Tags: , , , , , , , , ,

Ravens-Chargers: Five predictions for Sunday

Posted on 24 November 2012 by Luke Jones

Still chasing the Houston Texans for the top seed in the AFC, the Ravens travel to San Diego for the third time in four years to take on the struggling Chargers.

Here’s what to expect as Baltimore tries to improve to 5-4 all-time against the Chargers and avenge a 34-14 beating suffered last December …

1. The Baltimore defense will force a turnover against quarterback Philip Rivers to set up a touchdown. Pressuring Rivers will be critical as the San Diego offensive line has been porous all season, allowing 26 sacks and contributing to his league-leading 14 interceptions entering Week 12. I’m not sure the Ravens will be able to get to him consistently, but they’ll bait Rivers into throwing a pick to set up the offense on a short field. After dealing with the drama of initially being handed a one-game suspension before winning his appeal, safety Ed Reed will come to play on Sunday and is the likeliest candidate to pull off a theft in what will be a pass-happy day for Rivers and the Chargers.
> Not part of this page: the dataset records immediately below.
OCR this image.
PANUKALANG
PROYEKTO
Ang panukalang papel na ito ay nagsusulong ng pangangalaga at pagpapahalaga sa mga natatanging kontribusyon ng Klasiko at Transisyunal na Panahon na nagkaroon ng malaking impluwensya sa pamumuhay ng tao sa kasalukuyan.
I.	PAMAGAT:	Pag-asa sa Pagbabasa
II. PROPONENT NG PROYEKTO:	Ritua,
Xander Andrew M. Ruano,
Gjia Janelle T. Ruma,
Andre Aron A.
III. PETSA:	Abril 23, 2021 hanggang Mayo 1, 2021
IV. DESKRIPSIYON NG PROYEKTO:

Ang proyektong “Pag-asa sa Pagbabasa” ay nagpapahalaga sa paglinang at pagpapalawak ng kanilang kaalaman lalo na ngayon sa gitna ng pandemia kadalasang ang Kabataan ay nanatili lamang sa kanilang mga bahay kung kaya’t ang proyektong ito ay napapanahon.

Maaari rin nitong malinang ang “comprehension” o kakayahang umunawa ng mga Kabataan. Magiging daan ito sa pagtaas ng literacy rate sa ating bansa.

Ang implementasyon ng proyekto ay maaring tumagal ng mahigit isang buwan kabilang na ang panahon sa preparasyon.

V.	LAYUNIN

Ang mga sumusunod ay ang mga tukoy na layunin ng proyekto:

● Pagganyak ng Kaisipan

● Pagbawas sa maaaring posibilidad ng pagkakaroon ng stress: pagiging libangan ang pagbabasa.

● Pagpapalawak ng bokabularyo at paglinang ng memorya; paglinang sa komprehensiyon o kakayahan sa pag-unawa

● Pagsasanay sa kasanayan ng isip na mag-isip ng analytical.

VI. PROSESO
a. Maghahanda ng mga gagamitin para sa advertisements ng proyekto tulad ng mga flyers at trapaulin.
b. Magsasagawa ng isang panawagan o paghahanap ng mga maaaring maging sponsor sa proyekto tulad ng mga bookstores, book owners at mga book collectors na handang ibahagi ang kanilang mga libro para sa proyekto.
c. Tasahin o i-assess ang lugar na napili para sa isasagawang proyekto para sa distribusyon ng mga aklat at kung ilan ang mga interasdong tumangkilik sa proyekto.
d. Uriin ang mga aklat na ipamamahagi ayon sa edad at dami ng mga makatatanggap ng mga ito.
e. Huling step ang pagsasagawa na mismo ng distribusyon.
2. Neither running game will be a major factor at Qualcomm Stadium on Sunday afternoon. The Chargers have struggled to run the ball and will try to exploit an injury-plagued secondary with their passing game. The Ravens haven’t run the ball effectively in recent weeks and will be facing the league’s third-ranked rush defense. Favorable conditions and San Diego’s 19th-ranked pass defense will coax the Ravens into putting the game in the hands of quarterback Joe Flacco as the running game will solely be used to keep the Chargers honest. Neither Ryan Mathews nor Ray Rice will sniff the 100-yard rushing mark in this one.
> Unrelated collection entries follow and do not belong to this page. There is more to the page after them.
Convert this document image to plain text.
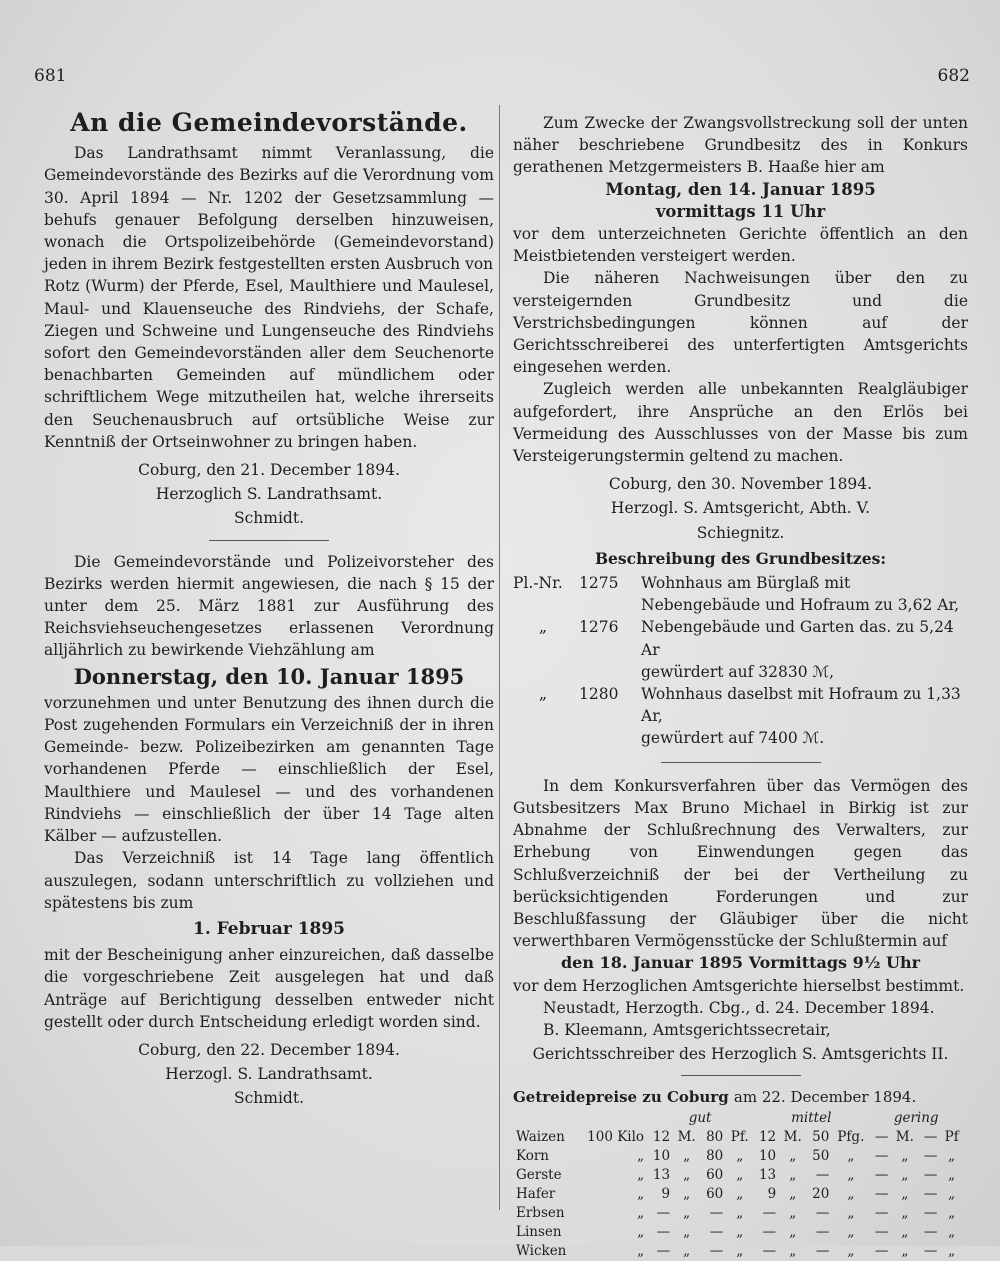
681	682
An die Gemeindevorstände.

Das Landrathsamt nimmt Veranlassung, die Gemeindevorstände des Bezirks auf die Verordnung vom 30. April 1894 — Nr. 1202 der Gesetzsammlung — behufs genauer Befolgung derselben hinzuweisen, wonach die Ortspolizeibehörde (Gemeindevorstand) jeden in ihrem Bezirk festgestellten ersten Ausbruch von

Rotz (Wurm) der Pferde, Esel, Maulthiere und Maulesel, Maul- und Klauenseuche des Rindviehs, der Schafe, Ziegen und Schweine und Lungenseuche des Rindviehs sofort den Gemeindevorständen aller dem Seuchenorte benachbarten Gemeinden auf mündlichem oder schriftlichem Wege mitzutheilen hat, welche ihrerseits den Seuchenausbruch auf ortsübliche Weise zur Kenntniß der Ortseinwohner zu bringen haben.

Coburg, den 21. December 1894.

Herzoglich S. Landrathsamt.

Schmidt.

Die Gemeindevorstände und Polizeivorsteher des Bezirks werden hiermit angewiesen, die nach § 15 der unter dem 25. März 1881 zur Ausführung des Reichsviehseuchengesetzes erlassenen Verordnung alljährlich zu bewirkende Viehzählung am

Donnerstag, den 10. Januar 1895

vorzunehmen und unter Benutzung des ihnen durch die Post zugehenden Formulars ein Verzeichniß der in ihren Gemeinde- bezw. Polizeibezirken am genannten Tage vorhandenen Pferde — einschließlich der Esel, Maulthiere und Maulesel — und des vorhandenen Rindviehs — einschließlich der über 14 Tage alten Kälber — aufzustellen.

Das Verzeichniß ist 14 Tage lang öffentlich auszulegen, sodann unterschriftlich zu vollziehen und spätestens bis zum

1. Februar 1895

mit der Bescheinigung anher einzureichen, daß dasselbe die vorgeschriebene Zeit ausgelegen hat und daß Anträge auf Berichtigung desselben entweder nicht gestellt oder durch Entscheidung erledigt worden sind.

Coburg, den 22. December 1894.

Herzogl. S. Landrathsamt.

Schmidt.

Zum Zwecke der Zwangsvollstreckung soll der unten näher beschriebene Grundbesitz des in Konkurs gerathenen Metzgermeisters B. Haaße hier am

Montag, den 14. Januar 1895
vormittags 11 Uhr

vor dem unterzeichneten Gerichte öffentlich an den Meistbietenden versteigert werden.

Die näheren Nachweisungen über den zu versteigernden Grundbesitz und die Verstrichsbedingungen können auf der Gerichtsschreiberei des unterfertigten Amtsgerichts eingesehen werden.

Zugleich werden alle unbekannten Realgläubiger aufgefordert, ihre Ansprüche an den Erlös bei Vermeidung des Ausschlusses von der Masse bis zum Versteigerungstermin geltend zu machen.

Coburg, den 30. November 1894.

Herzogl. S. Amtsgericht, Abth. V.

Schiegnitz.

Beschreibung des Grundbesitzes:

Pl.-Nr.	1275	Wohnhaus am Bürglaß mit Nebengebäude und Hofraum zu 3,62 Ar,
„	1276	Nebengebäude und Garten das. zu 5,24 Ar
gewürdert auf 32830 ℳ,
„	1280	Wohnhaus daselbst mit Hofraum zu 1,33 Ar,
gewürdert auf 7400 ℳ.

In dem Konkursverfahren über das Vermögen des Gutsbesitzers Max Bruno Michael in Birkig ist zur Abnahme der Schlußrechnung des Verwalters, zur Erhebung von Einwendungen gegen das Schlußverzeichniß der bei der Vertheilung zu berücksichtigenden Forderungen und zur Beschlußfassung der Gläubiger über die nicht verwerthbaren Vermögensstücke der Schlußtermin auf

den 18. Januar 1895 Vormittags 9½ Uhr

vor dem Herzoglichen Amtsgerichte hierselbst bestimmt.

Neustadt, Herzogth. Cbg., d. 24. December 1894.

B. Kleemann, Amtsgerichtssecretair,

Gerichtsschreiber des Herzoglich S. Amtsgerichts II.

Getreidepreise zu Coburg am 22. December 1894.
		gut				mittel				gering			
Waizen	100 Kilo	12	M.	80	Pf.	12	M.	50	Pfg.	—	M.	—	Pf
Korn	„	10	„	80	„	10	„	50	„	—	„	—	„
Gerste	„	13	„	60	„	13	„	—	„	—	„	—	„
Hafer	„	9	„	60	„	9	„	20	„	—	„	—	„
Erbsen	„	—	„	—	„	—	„	—	„	—	„	—	„
Linsen	„	—	„	—	„	—	„	—	„	—	„	—	„
Wicken	„	—	„	—	„	—	„	—	„	—	„	—	„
3. Tall receiving target Malcom Floyd will give the Ravens’ depleted secondary fits for the second year in a row. The recent emergence of 6-foot-5 target Danario Alexander on the other side gives Rivers two gigantic targets on the outside to go along with tight end Antonio Gates and has helped offset the departure of Vincent Jackson and the disappointing production from free-agent bust Robert Meachem. The absence of Jimmy Smith and newly-signed veteran Chris Johnson will leave smaller corners in Corey Graham and Chykie Brown on the field in the nickel package while a taller Cary Williams doesn’t play with much of a physical presence anyway. Floyd burned the Ravens last year to the tune of five catches, 96 yards, and a touchdown. Floyd will post similar numbers on Sunday and will catch a touchdown pass against Baltimore for the second year in a row.
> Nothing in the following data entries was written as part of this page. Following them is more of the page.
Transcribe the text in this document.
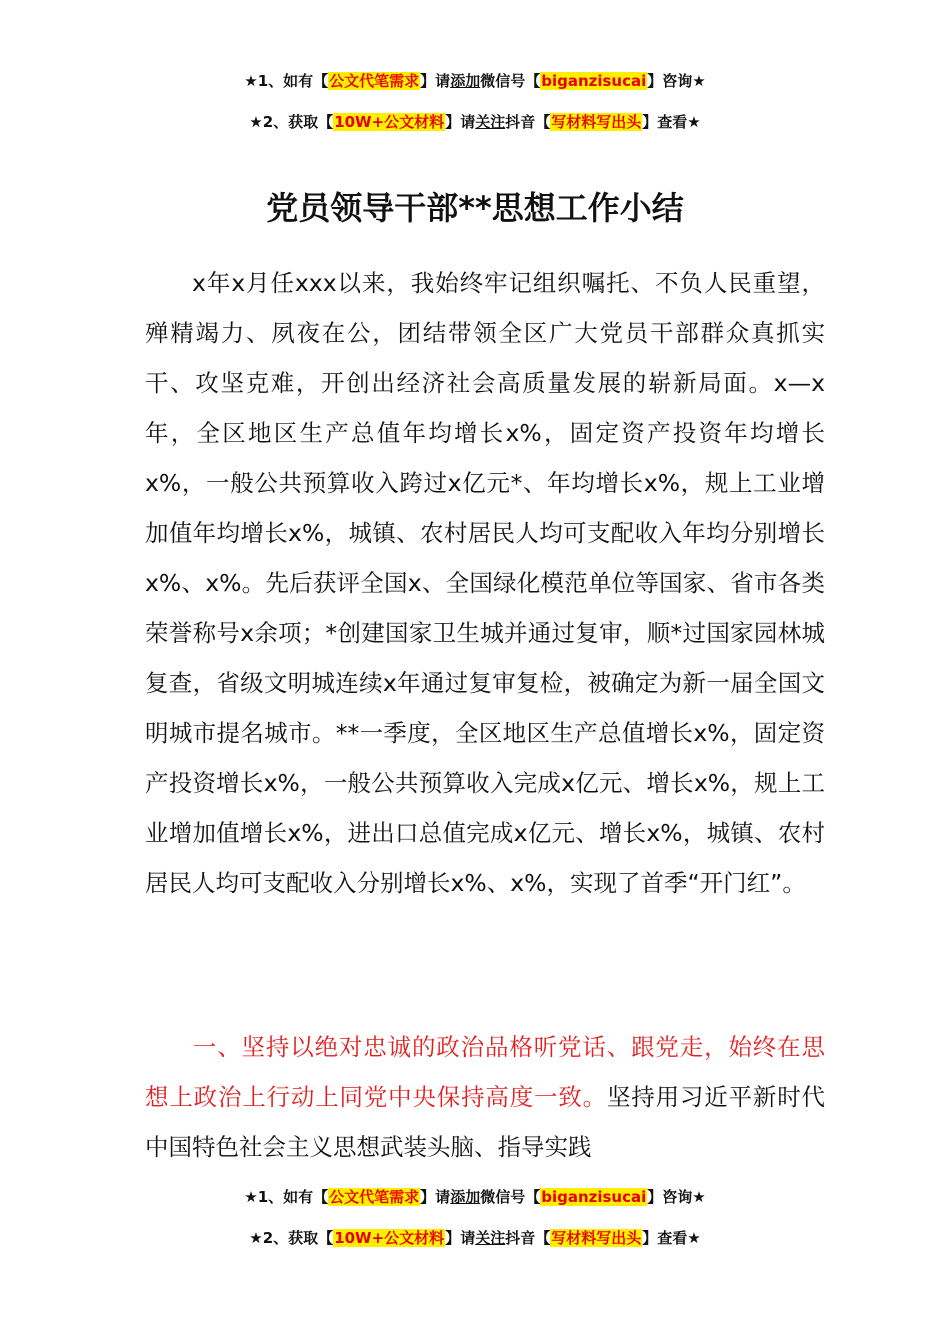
★1、如有【公文代笔需求】请添加微信号【biganzisucai】咨询★
★2、获取【10W+公文材料】请关注抖音【写材料写出头】查看★
党员领导干部**思想工作小结
x年x月任xxx以来，我始终牢记组织嘱托、不负人民重望，殚精竭力、夙夜在公，团结带领全区广大党员干部群众真抓实干、攻坚克难，开创出经济社会高质量发展的崭新局面。x—x年，全区地区生产总值年均增长x%，固定资产投资年均增长x%，一般公共预算收入跨过x亿元*、年均增长x%，规上工业增加值年均增长x%，城镇、农村居民人均可支配收入年均分别增长x%、x%。先后获评全国x、全国绿化模范单位等国家、省市各类荣誉称号x余项；*创建国家卫生城并通过复审，顺*过国家园林城复查，省级文明城连续x年通过复审复检，被确定为新一届全国文明城市提名城市。**一季度，全区地区生产总值增长x%，固定资产投资增长x%，一般公共预算收入完成x亿元、增长x%，规上工业增加值增长x%，进出口总值完成x亿元、增长x%，城镇、农村居民人均可支配收入分别增长x%、x%，实现了首季“开门红”。
一、坚持以绝对忠诚的政治品格听党话、跟党走，始终在思想上政治上行动上同党中央保持高度一致。坚持用习近平新时代中国特色社会主义思想武装头脑、指导实践
★1、如有【公文代笔需求】请添加微信号【biganzisucai】咨询★
★2、获取【10W+公文材料】请关注抖音【写材料写出头】查看★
4. Torrey Smith will bounce back from a rough outing last week to catch a touchdown. Pittsburgh was able to make Smith a non-factor as he was held to only one catch for seven yards after he had caught three touchdown passes in the two previous games. The Ravens will go with three-wide sets early in the game to make Jacoby Jones’ presence felt and detract some safety attention from Smith. The second-year wide receiver may not catch a long bomb for a score, but he’ll show off his improved route-running ability against the Chargers and utilize his speed to score his eighth touchdown of the season in a bounce-back performance.

5. The Ravens are clearly the better team, but a Pittsburgh hangover, an inconsistent offense, and an unfavorable matchup in the passing game result in a 24-20 loss to the Chargers. A physical and emotionally-draining game with Pittsburgh always leaves both teams weary the following week as the Ravens dropped both games last season immediately following wins over the Steelers. Until they prove otherwise away from M&T Bank Stadium, Flacco and the Baltimore offense cannot be trusted to score enough points to overcome a defense that’s depleted in the secondary and matching up with big receiving targets all over the field. There won’t be much room in the running game, meaning Flacco will need to win this one for the Ravens. The offense won’t be as brutally bad as it was in Pittsburgh, but it won’t be able to save the day by fending off an upset in a difficult West Coast trip.